Work with the brightest minds at one of the largest financial institutions in the world. This is long-term contract opportunity that includes a competitive benefit package!
Our client has been around for over 150 years and is continuously innovating in today's digital age. If you want to work for a company that is not only a household name, but also truly cares about satisfying customers' financial needs and helping people succeed financially, apply today.
Position: Big Data Engineer
Location: PHILADELPHIA, Pennsylvania, 19130
Term: 12 months
Day-to-Day Responsibilities:
- Lead complex initiatives on selected domains.
- Ensure systems are monitored to increase operational efficiency and managed to mitigate risk.
- Define opportunities to maximize resource utilization and improve processes while reducing cost.
- Lead, design, develop, test and implement applications and system components, tools and utilities, models, simulation, and analytics to manage complex business functions using sophisticated technologies.
- Resolve coding, testing and escalated platform issues of a technically challenging nature.
- Lead team to ensure compliance and risk management requirements for supported area are met and work with other stakeholders to implement key risk initiatives.
- Mentor less experienced software engineers.
- Collaborate and influence all levels of professionals including managers.
- Lead team to achieve objectives.
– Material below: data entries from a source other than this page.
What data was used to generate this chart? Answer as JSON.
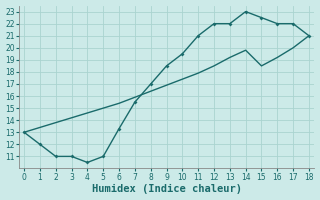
{
  "xlabel": "Humidex (Indice chaleur)",
  "bg_color": "#cceae8",
  "line_color": "#1a6b6b",
  "grid_color": "#aad4d0",
  "upper_x": [
    0,
    1,
    2,
    3,
    4,
    5,
    6,
    7,
    8,
    9,
    10,
    11,
    12,
    13,
    14,
    15,
    16,
    17,
    18
  ],
  "upper_y": [
    13,
    12,
    11,
    11,
    10.5,
    11,
    13.3,
    15.5,
    17,
    18.5,
    19.5,
    21,
    22,
    22,
    23,
    22.5,
    22,
    22,
    21
  ],
  "lower_x": [
    0,
    1,
    2,
    3,
    4,
    5,
    6,
    7,
    8,
    9,
    10,
    11,
    12,
    13,
    14,
    15,
    16,
    17,
    18
  ],
  "lower_y": [
    13,
    13.4,
    13.8,
    14.2,
    14.6,
    15.0,
    15.4,
    15.9,
    16.4,
    16.9,
    17.4,
    17.9,
    18.5,
    19.2,
    19.8,
    18.5,
    19.2,
    20.0,
    21.0
  ],
  "xlim": [
    -0.3,
    18.3
  ],
  "ylim": [
    10,
    23.5
  ],
  "xticks": [
    0,
    1,
    2,
    3,
    4,
    5,
    6,
    7,
    8,
    9,
    10,
    11,
    12,
    13,
    14,
    15,
    16,
    17,
    18
  ],
  "yticks": [
    11,
    12,
    13,
    14,
    15,
    16,
    17,
    18,
    19,
    20,
    21,
    22,
    23
  ],
  "tick_fontsize": 5.5,
  "label_fontsize": 7.5
}
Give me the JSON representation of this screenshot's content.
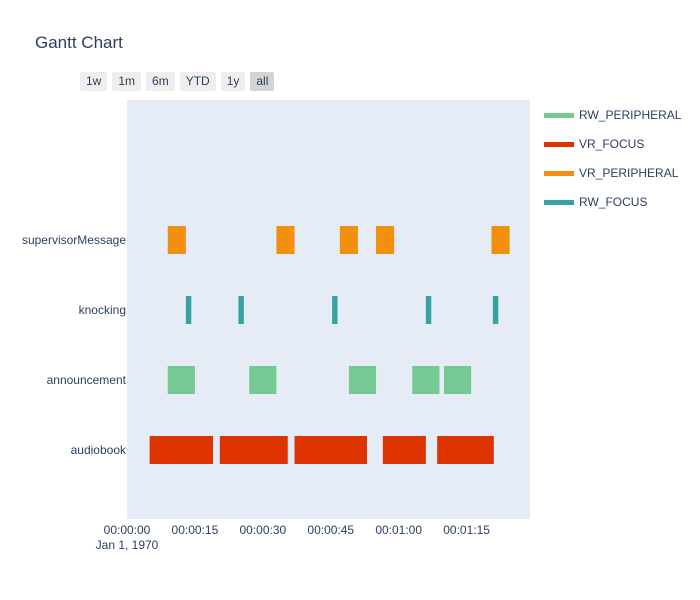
{
  "title": "Gantt Chart",
  "range_buttons": [
    {
      "label": "1w",
      "active": false
    },
    {
      "label": "1m",
      "active": false
    },
    {
      "label": "6m",
      "active": false
    },
    {
      "label": "YTD",
      "active": false
    },
    {
      "label": "1y",
      "active": false
    },
    {
      "label": "all",
      "active": true
    }
  ],
  "chart_data": {
    "type": "bar",
    "orientation": "horizontal-gantt",
    "categories": [
      "audiobook",
      "announcement",
      "knocking",
      "supervisorMessage"
    ],
    "x_tick_labels": [
      "00:00:00",
      "00:00:15",
      "00:00:30",
      "00:00:45",
      "00:01:00",
      "00:01:15"
    ],
    "x_tick_seconds": [
      0,
      15,
      30,
      45,
      60,
      75
    ],
    "x_date_label": "Jan 1, 1970",
    "xlim_seconds": [
      0,
      89
    ],
    "grid": false,
    "legend_position": "right",
    "series": [
      {
        "name": "RW_PERIPHERAL",
        "color": "#77c993",
        "category": "announcement",
        "tasks": [
          [
            9,
            15
          ],
          [
            27,
            33
          ],
          [
            49,
            55
          ],
          [
            63,
            69
          ],
          [
            70,
            76
          ]
        ]
      },
      {
        "name": "VR_FOCUS",
        "color": "#dd3300",
        "category": "audiobook",
        "tasks": [
          [
            5,
            19
          ],
          [
            20.5,
            35.5
          ],
          [
            37,
            53
          ],
          [
            56.5,
            66
          ],
          [
            68.5,
            81
          ]
        ]
      },
      {
        "name": "VR_PERIPHERAL",
        "color": "#f28f0d",
        "category": "supervisorMessage",
        "tasks": [
          [
            9,
            13
          ],
          [
            33,
            37
          ],
          [
            47,
            51
          ],
          [
            55,
            59
          ],
          [
            80.5,
            84.5
          ]
        ]
      },
      {
        "name": "RW_FOCUS",
        "color": "#36a3a3",
        "category": "knocking",
        "tasks": [
          [
            13,
            14.2
          ],
          [
            24.6,
            25.8
          ],
          [
            45.3,
            46.5
          ],
          [
            66,
            67.2
          ],
          [
            80.8,
            82
          ]
        ]
      }
    ]
  }
}
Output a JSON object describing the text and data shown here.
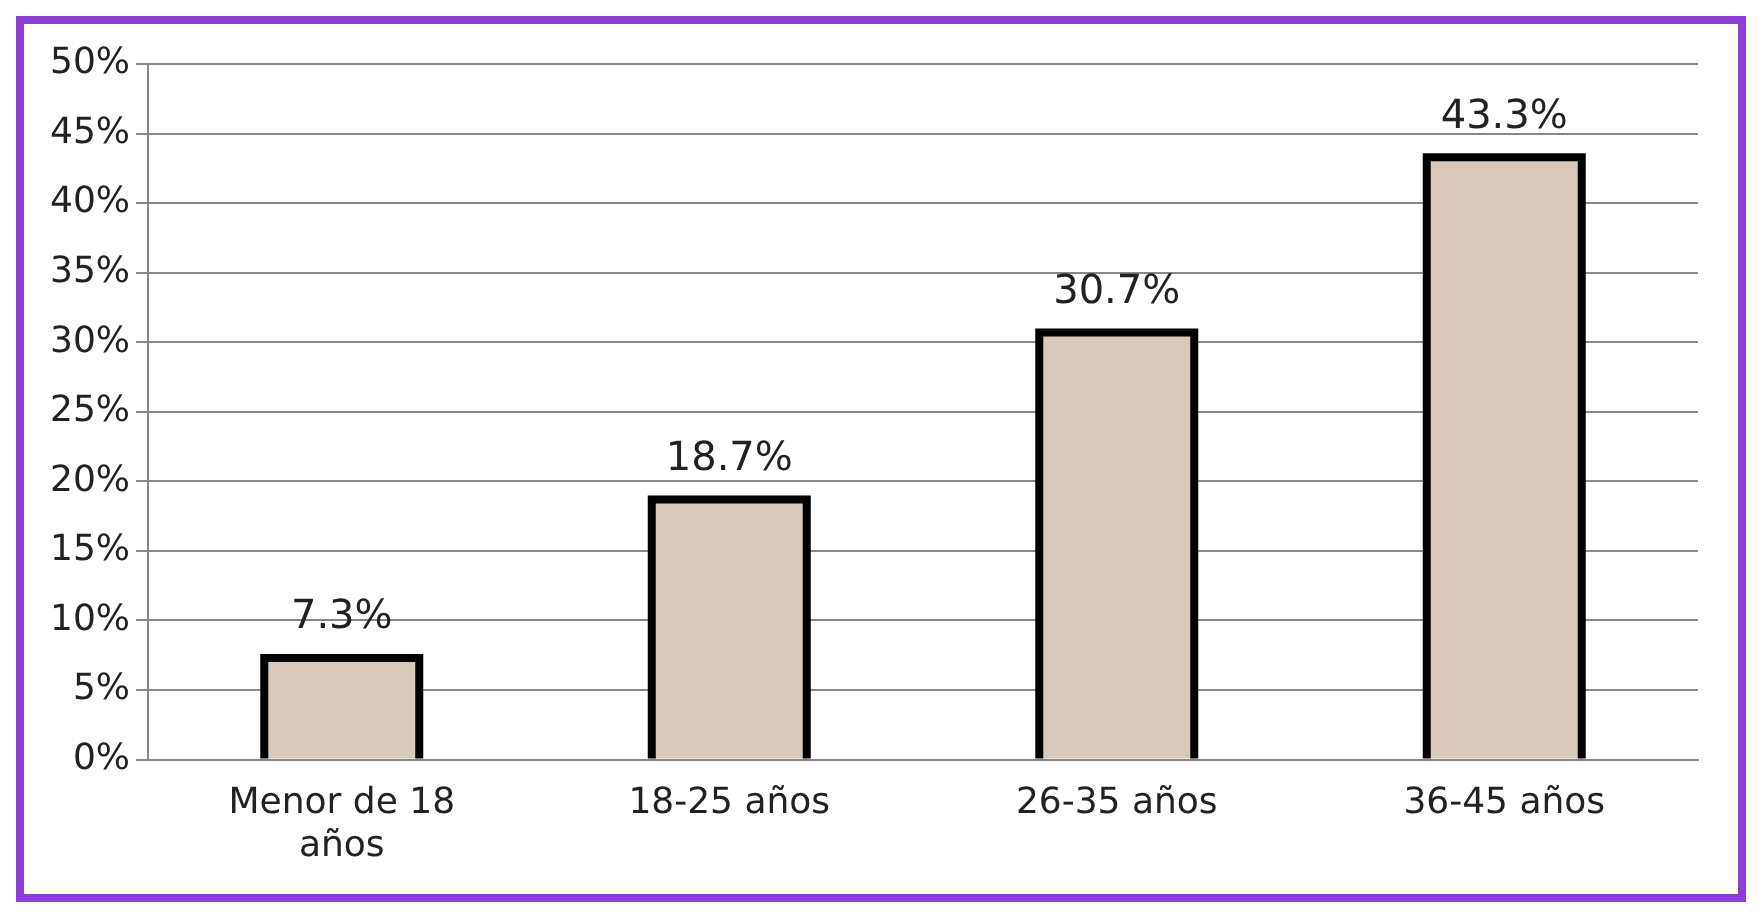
{
  "chart_data": {
    "type": "bar",
    "categories": [
      "Menor de 18 años",
      "18-25 años",
      "26-35 años",
      "36-45 años"
    ],
    "values": [
      7.3,
      18.7,
      30.7,
      43.3
    ],
    "value_labels": [
      "7.3%",
      "18.7%",
      "30.7%",
      "43.3%"
    ],
    "color": "#d8c9ba",
    "ylim": [
      0,
      50
    ],
    "yticks": [
      {
        "value": 0,
        "label": "0%"
      },
      {
        "value": 5,
        "label": "5%"
      },
      {
        "value": 10,
        "label": "10%"
      },
      {
        "value": 15,
        "label": "15%"
      },
      {
        "value": 20,
        "label": "20%"
      },
      {
        "value": 25,
        "label": "25%"
      },
      {
        "value": 30,
        "label": "30%"
      },
      {
        "value": 35,
        "label": "35%"
      },
      {
        "value": 40,
        "label": "40%"
      },
      {
        "value": 45,
        "label": "45%"
      },
      {
        "value": 50,
        "label": "50%"
      }
    ],
    "grid": "y",
    "legend": false
  }
}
Partner with production support and platform engineering teams effectively.
Is this a good fit? (Requirements):
- 7+ years of Big Data Platform (data lake) and data warehouse engineering experience demonstrated through prior work experiences. Preferably with Hadoop stack: HDFS, Hive, SQL, Spark, Spark Streaming, Spark SQL, HBase, Kafka, Sqoop, Atlas, Flink, Kafka, Cloudera Manager, Airflow, Impala, Hive, HBase, Tez, Hue, and a variety of source data connectors.
- 3+ years of hands-on experience building modern, resilient, and secure data pipelines, including movement, collection, integration, transformation of structured/unstructured data with built-in automated data controls, and built-in logging/monitoring/alerting, and pipeline orchestration managed to operational SLAs. Preferably using Airflow, DAGS, connector plugins.
- 1+ years of experience with Google cloud data services such as cloud storage, cloud proc, cloud flow, and Big Query.
- 5+ years of strong Python and other functional programming skills.
- 5+ years of Specialty Software Engineering experience, or equivalent demonstrated through one or a combination of the following: work experience, training, military experience, education.
Desired Qualifications:
- Hands-on experience developing and managing technical and business metadata
- Experience creating/managing Time-Series data from full data snapshots or incremental data changes
- Hands-on experience with implementing fine-grained access controls such as Attribute Based Access Controls using Apache Ranger
- Experience automating DQ validation in the data pipelines
- Experience implementing automated data change management including code and schema, versioning, QA, CI/CD, rollback processing
- Experience with automating end to end data lifecycle on the big data ecosystem
- Experience with managing automated schema evolution within data pipelines
- Experience implementing masking and/or other forms of obfuscating data
- Experience designing and building microservices, APIs and, MySQL
- Advanced understanding of SQL and NoSQL DB schemas
- Advanced understanding of Partitioned Parquet, ORC, Avro, various compression formats
- Developing containerized Microservices and APIs
- Familiarity with key concepts implemented by Apache Hudi or Iceberg, or Databricks Delta Lake (bonus)